Border-radius, sometimes called corner-radius, is pretty simple, it just rounds the corners of a rectangle or some other shape. This can be done fairly easily by placing 4 circles at the corners, like this:
The picture looks fairly straight-forward, and doesn't seem to be problematic, but lets zoom in of one of the corners. you can see at the parts were the square and circles connect, it seems kind of sharp, or at least not completely smooth like it should be.
Okay, maybe it's not that noticable, but you can tell where the line changes from being straight
to being curved.
Now this graph is really non-scientific, but does a good job of showing the curvature as you go from the sides of the square to the corner and to the straight sides again.
It's this sudden jump from being completely straight to being curved that causing the weird-ness.
Look at these two squares here, the first one is just our regular non-smooth rounded-rectangle, but the second one seems smoother, somehow.

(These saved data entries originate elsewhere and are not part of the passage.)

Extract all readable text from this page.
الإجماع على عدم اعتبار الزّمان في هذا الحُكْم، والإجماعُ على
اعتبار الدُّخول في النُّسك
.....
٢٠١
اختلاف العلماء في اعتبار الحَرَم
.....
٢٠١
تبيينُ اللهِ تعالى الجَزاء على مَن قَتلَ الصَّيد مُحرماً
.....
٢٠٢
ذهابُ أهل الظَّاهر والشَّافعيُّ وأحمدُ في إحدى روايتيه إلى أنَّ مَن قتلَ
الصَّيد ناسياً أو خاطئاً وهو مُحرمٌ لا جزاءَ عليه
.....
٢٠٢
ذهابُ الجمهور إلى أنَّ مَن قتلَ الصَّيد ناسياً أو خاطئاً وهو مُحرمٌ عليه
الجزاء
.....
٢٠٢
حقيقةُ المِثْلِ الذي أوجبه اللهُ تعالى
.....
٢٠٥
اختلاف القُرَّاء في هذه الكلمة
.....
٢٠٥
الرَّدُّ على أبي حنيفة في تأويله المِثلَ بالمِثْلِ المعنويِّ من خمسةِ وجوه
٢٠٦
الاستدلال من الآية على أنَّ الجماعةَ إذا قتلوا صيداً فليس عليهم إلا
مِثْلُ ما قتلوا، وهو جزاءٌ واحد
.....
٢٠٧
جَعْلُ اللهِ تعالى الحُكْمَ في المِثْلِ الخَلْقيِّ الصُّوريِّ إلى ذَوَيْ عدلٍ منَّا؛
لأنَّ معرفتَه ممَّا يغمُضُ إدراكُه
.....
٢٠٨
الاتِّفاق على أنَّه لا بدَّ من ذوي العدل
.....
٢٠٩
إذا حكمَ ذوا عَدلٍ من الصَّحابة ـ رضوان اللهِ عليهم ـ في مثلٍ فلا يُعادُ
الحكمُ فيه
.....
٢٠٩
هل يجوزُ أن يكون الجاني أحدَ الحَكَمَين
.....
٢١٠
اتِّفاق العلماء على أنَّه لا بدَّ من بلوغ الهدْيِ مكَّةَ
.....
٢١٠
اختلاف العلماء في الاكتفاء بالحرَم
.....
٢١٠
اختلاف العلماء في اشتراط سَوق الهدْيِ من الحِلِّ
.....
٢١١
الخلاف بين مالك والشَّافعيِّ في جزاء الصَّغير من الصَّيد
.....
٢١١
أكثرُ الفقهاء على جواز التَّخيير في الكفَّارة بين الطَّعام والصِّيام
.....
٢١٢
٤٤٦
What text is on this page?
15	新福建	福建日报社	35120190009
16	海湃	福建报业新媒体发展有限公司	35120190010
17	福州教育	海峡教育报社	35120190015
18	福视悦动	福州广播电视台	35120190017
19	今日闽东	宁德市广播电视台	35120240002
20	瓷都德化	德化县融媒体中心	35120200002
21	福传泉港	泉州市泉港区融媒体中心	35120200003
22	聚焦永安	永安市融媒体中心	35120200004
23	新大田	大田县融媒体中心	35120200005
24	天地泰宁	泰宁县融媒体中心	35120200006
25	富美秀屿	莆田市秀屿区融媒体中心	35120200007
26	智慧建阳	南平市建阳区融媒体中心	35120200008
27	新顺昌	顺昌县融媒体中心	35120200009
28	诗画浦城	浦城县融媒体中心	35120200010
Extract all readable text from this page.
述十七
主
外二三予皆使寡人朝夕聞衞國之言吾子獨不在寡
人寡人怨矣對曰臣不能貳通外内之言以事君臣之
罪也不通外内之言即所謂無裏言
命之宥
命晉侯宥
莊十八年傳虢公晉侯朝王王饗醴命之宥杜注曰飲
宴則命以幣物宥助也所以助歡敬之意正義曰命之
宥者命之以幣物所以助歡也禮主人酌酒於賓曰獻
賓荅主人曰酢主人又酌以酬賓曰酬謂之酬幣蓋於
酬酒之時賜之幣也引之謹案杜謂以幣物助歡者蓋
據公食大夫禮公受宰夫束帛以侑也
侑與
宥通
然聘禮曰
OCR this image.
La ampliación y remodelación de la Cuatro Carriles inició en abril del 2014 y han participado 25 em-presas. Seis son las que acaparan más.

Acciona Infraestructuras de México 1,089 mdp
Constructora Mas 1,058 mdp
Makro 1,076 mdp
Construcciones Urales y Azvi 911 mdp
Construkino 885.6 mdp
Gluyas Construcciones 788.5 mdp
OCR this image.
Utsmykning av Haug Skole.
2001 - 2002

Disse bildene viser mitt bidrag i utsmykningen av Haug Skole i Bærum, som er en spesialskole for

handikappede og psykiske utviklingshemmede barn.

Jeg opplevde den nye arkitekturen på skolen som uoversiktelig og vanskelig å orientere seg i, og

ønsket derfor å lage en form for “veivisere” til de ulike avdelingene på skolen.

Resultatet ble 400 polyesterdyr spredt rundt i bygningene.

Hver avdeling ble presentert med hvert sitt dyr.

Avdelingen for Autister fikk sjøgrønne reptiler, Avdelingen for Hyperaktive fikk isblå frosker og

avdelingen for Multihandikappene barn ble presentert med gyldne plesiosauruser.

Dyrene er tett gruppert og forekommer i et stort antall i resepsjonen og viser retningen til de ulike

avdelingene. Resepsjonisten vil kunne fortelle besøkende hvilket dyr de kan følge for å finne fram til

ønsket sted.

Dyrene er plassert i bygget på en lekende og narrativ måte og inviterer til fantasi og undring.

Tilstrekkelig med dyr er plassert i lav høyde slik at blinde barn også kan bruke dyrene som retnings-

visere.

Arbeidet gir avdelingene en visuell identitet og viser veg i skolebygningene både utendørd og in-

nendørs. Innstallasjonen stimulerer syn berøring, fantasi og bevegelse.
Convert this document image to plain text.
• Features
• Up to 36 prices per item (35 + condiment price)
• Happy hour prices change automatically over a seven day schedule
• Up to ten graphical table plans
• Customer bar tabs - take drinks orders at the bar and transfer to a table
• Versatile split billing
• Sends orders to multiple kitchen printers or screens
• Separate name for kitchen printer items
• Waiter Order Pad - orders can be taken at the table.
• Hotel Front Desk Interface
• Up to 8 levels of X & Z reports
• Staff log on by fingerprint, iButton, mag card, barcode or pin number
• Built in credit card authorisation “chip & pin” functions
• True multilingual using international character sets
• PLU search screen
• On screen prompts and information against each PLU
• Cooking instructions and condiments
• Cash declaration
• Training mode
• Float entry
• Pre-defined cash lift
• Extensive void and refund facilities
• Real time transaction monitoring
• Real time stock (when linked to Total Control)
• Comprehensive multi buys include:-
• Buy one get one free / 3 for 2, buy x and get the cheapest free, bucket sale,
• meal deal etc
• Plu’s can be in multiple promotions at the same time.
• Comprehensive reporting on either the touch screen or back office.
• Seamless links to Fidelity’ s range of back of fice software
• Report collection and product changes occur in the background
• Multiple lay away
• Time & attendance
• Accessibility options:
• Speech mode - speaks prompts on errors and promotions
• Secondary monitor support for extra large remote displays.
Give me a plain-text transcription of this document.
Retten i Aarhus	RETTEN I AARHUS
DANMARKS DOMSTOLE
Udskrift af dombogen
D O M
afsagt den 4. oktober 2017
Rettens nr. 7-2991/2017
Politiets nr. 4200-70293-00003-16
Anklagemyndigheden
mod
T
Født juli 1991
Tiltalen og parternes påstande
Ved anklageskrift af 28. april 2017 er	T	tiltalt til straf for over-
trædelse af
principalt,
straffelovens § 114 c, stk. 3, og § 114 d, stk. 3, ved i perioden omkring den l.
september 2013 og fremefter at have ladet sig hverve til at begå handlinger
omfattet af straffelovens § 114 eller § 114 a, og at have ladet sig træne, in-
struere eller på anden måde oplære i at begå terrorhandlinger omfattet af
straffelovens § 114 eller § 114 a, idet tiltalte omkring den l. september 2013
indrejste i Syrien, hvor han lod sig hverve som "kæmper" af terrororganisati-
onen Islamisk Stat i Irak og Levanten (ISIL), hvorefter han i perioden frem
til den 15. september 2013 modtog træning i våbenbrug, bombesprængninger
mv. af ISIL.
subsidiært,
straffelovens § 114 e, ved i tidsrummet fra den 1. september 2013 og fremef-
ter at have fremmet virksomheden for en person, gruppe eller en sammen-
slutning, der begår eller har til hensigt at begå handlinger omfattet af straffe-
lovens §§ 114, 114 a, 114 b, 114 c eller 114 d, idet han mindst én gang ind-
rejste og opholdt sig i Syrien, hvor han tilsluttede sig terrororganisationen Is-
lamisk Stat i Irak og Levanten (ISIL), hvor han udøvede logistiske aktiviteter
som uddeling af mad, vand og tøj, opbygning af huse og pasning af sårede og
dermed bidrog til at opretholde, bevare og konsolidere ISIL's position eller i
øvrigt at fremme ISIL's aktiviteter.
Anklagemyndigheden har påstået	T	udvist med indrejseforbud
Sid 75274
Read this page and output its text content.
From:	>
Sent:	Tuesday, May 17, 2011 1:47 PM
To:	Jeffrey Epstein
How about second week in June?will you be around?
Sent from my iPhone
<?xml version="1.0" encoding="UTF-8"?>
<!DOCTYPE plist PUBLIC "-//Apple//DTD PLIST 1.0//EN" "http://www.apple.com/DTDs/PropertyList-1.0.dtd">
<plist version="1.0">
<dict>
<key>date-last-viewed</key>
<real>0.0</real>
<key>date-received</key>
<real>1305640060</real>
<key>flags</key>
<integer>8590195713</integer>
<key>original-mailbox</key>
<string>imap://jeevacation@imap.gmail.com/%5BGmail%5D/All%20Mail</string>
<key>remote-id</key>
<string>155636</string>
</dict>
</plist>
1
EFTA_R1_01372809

Using the previous non-scientific curvature graph for the second shape would look something like this:
To see how I made the second shape, lets look at how we can graph a circle. The equation for a circle would be x2+y2=r2 with r being the radius.
Now if we increase the exponent to something like 4, this is what shows.
Hurray! 🎉 Now we have some nice and smooth rectangles, also called squircles, also called superellipses.
Now you know this bit of knowledge, how do you actually use it? Sadly, you can't really in most places. Stuff like css just doesn't support this type of border-radius yet. I can show you how I made these pictures tho. In figma, you can click the expand button on the border radius, and then click the 3 dots, and increase the smoothness.
Lets look at some good examples of the smooth corners in use, here is a comparasion of iOS and Android 12.
Both of these look great in my opinion, but you can really see how the smooth iOS corners make the Android buttons and controls look jagged in comparison.